Assessment drives learning. When assessments emphasize recall, students prioritize memorization ]over clinical reasoning and safe prescribing practice [23]. Poor blueprinting undermines content validity and risks uneven coverage, leading to unfairness and unreliable pass/fail decisions [24]. The scarcity of clear marking schemes and rubrics further jeopardizes standardization of scoring, especially when multiple examiners grade long answers.

 

Causes and Contributory Factors

Potential contributors to observed variability include limited assessor training in item writing and blueprinting, absence of institutional quality assurance processes (e.g., peer review panels), time constraints on faculty, and lack of centralized item banks [25–27]. Additionally, variation in institutional curricula and local exam traditions may perpetuate divergence in assessment practices.

 

Strengths and Limitations

Strengths of this study include multi-institutional sampling, use of a validated checklist, blinded dual rating with substantial inter-rater reliability, and inclusion of both undergraduate and postgraduate examinations.
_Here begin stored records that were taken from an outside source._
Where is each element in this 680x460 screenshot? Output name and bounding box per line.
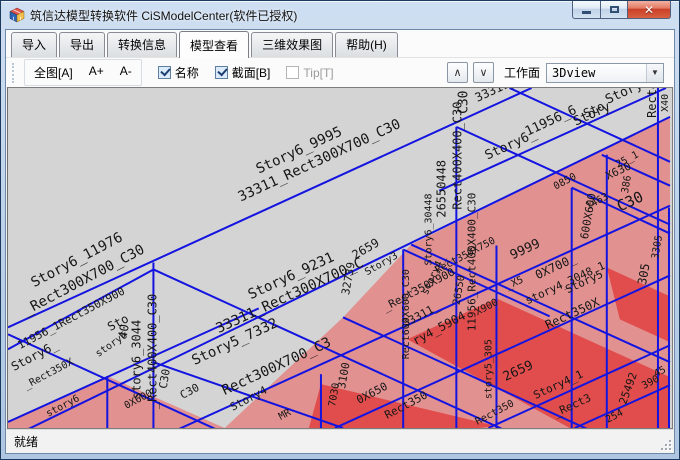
close-icon: ✕ (644, 3, 654, 17)
tip-checkbox-box[interactable] (286, 66, 299, 79)
window-controls: ✕ (572, 1, 671, 19)
model-3d-scene[interactable]: Story6_999533311_Rect300X700_C30Story6_1… (8, 88, 672, 428)
close-button[interactable]: ✕ (628, 1, 671, 19)
status-bar: 就绪 (6, 429, 674, 453)
combo-dropdown-icon[interactable]: ▼ (646, 64, 663, 82)
tab-import[interactable]: 导入 (11, 32, 57, 57)
name-checkbox-box[interactable] (158, 66, 171, 79)
tab-export[interactable]: 导出 (59, 32, 105, 57)
minimize-icon (582, 11, 591, 14)
workplane-label: 工作面 (504, 64, 540, 81)
model-member-label: story6_3044 (129, 320, 143, 399)
status-text: 就绪 (14, 433, 38, 450)
model-member-label: Rect400X400_C30 (450, 102, 464, 210)
maximize-icon (610, 6, 619, 13)
model-member-label: X40 (660, 94, 671, 112)
toolbar: 全图[A]A+A- 名称 截面[B] Tip[T] ∧ ∨ 工作面 3Dview ▼ (6, 57, 674, 87)
model-viewport[interactable]: Story6_999533311_Rect300X700_C30Story6_1… (7, 87, 673, 429)
fit-all-button[interactable]: 全图[A] (26, 61, 81, 84)
window-title: 筑信达模型转换软件 CiSModelCenter(软件已授权) (30, 7, 297, 24)
section-checkbox-label: 截面[B] (232, 64, 271, 81)
tab-3d-render[interactable]: 三维效果图 (251, 32, 333, 57)
section-checkbox-box[interactable] (215, 66, 228, 79)
model-member-label: C30 (456, 91, 471, 114)
zoom-in-button[interactable]: A+ (81, 61, 112, 84)
model-member-label: Rect40 (645, 88, 659, 118)
app-icon (9, 7, 25, 23)
model-member-label: story5_305 (483, 339, 494, 399)
view-button-group: 全图[A]A+A- (24, 59, 142, 86)
story-down-button[interactable]: ∨ (473, 62, 494, 83)
model-member-label: Story6_30448 (423, 193, 434, 265)
model-member-label: _Rect400X400_C30 (145, 294, 159, 409)
resize-grip[interactable] (658, 437, 672, 451)
workplane-combobox[interactable]: 3Dview ▼ (546, 63, 664, 83)
tab-bar: 导入导出转换信息模型查看三维效果图帮助(H) (6, 30, 674, 57)
workplane-value: 3Dview (547, 66, 646, 80)
toolbar-grip-icon[interactable] (12, 63, 18, 83)
tab-help[interactable]: 帮助(H) (335, 32, 398, 57)
story-up-button[interactable]: ∧ (447, 62, 468, 83)
tip-checkbox[interactable]: Tip[T] (286, 64, 333, 81)
zoom-out-button[interactable]: A- (112, 61, 140, 84)
tip-checkbox-label: Tip[T] (303, 66, 333, 80)
minimize-button[interactable] (572, 1, 601, 19)
model-member-label: 26550448 (434, 160, 448, 218)
display-option-checkboxes: 名称 截面[B] Tip[T] (142, 64, 334, 81)
name-checkbox[interactable]: 名称 (158, 64, 199, 81)
maximize-button[interactable] (601, 1, 628, 19)
tab-conversion-info[interactable]: 转换信息 (107, 32, 177, 57)
section-checkbox[interactable]: 截面[B] (215, 64, 271, 81)
client-area: 导入导出转换信息模型查看三维效果图帮助(H) 全图[A]A+A- 名称 截面[B]… (5, 29, 675, 454)
app-window: 筑信达模型转换软件 CiSModelCenter(软件已授权) ✕ 导入导出转换… (0, 0, 680, 460)
name-checkbox-label: 名称 (175, 64, 199, 81)
tab-model-view[interactable]: 模型查看 (179, 31, 249, 58)
model-member-label: Rect600X600_C30 (401, 269, 412, 359)
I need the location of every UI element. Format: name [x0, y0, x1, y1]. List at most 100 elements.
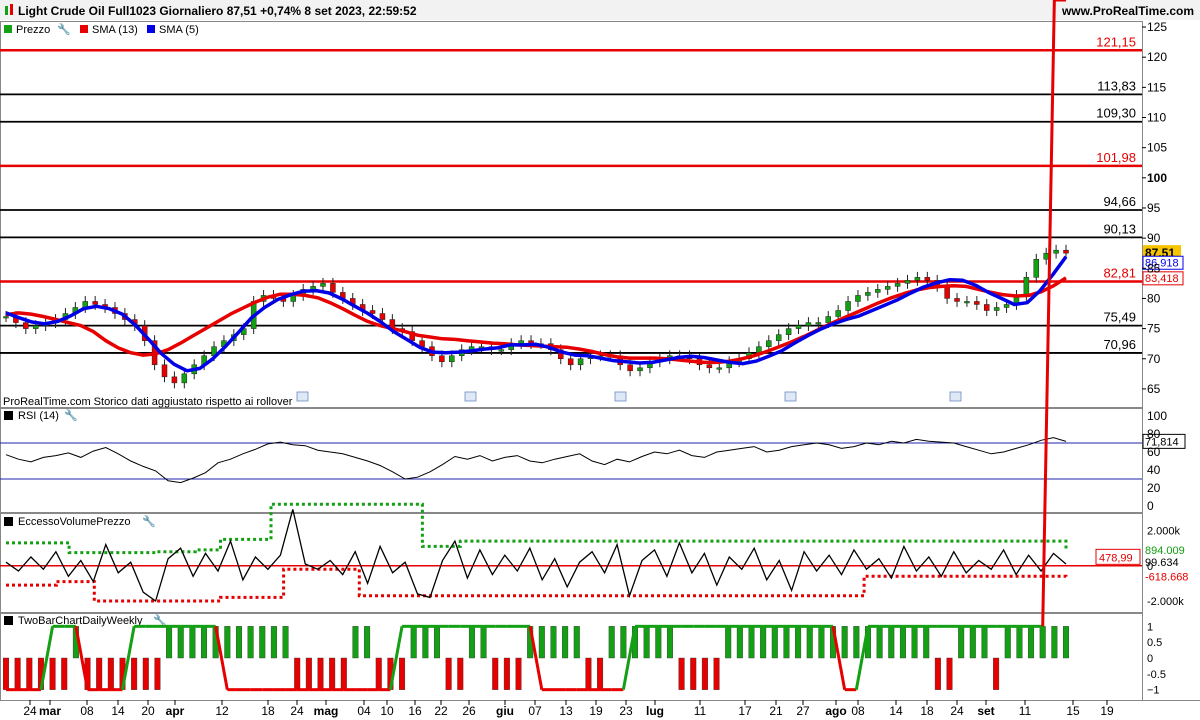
candle-body — [567, 358, 574, 366]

Limitations include purposive sampling (which may not be fully generalizable), potential bias from missing answer keys for some papers, and focus on paper-based assessments without evaluating actual student performance or downstream clinical competence.

 

Recommendations

Based on our findings, we propose multi-pronged recommendations:

  1. National/Consortium Guidelines: Development of standardized national guidance for pharmacology assessment, including minimum blueprinting and cognitive distribution recommendations.
  2. Assessor Training: Structured item-writing and blueprinting workshops for faculty, with certification and periodic refreshers [28,29].
  3. Peer Review Mechanisms: Institutional pre-exam peer review panels to screen for item clarity, bias, and alignment before finalization.
  4. Shared Item Banks: Development of centrally curated, peer-reviewed item banks with metadata (learning outcome tags, cognitive level, difficulty indices) to enhance quality and reduce duplication.
  5. Blueprint Templates and Rubrics: Mandated use of simple blueprint templates and explicit marking rubrics for both short and long answer items.
  6. Technology-Enabled Quality Assurance: Use of test-assembly software to enforce blueprint constraints and generate psychometric reports to inform future item selection.

 

Future Research

Further studies should evaluate the impact of implementing these interventions on student learning behaviours, psychometric properties of exams (reliability, item difficulty, discrimination indices), and ultimately, clinical outcomes such as prescribing safety.

 

CONCLUSION:

Significant heterogeneity in the quality and standardization of pharmacology question papers exists across the studied universities. Undergraduate assessments are particularly skewed toward recall and lack robust blueprinting and marking transparency. Implementing assessor training, peer review processes, shared item banks, and national guidelines can improve assessment validity and fairness, thereby aligning evaluation practices with contemporary competency expectations.

 

Acknowledgments

We thank all the participating universities for providing anonymized examination papers and the faculty raters for their time and expertise.

 

Conflicts of Interest

The authors declare no conflicts of interest.

 

Funding

No external funding was received for this study.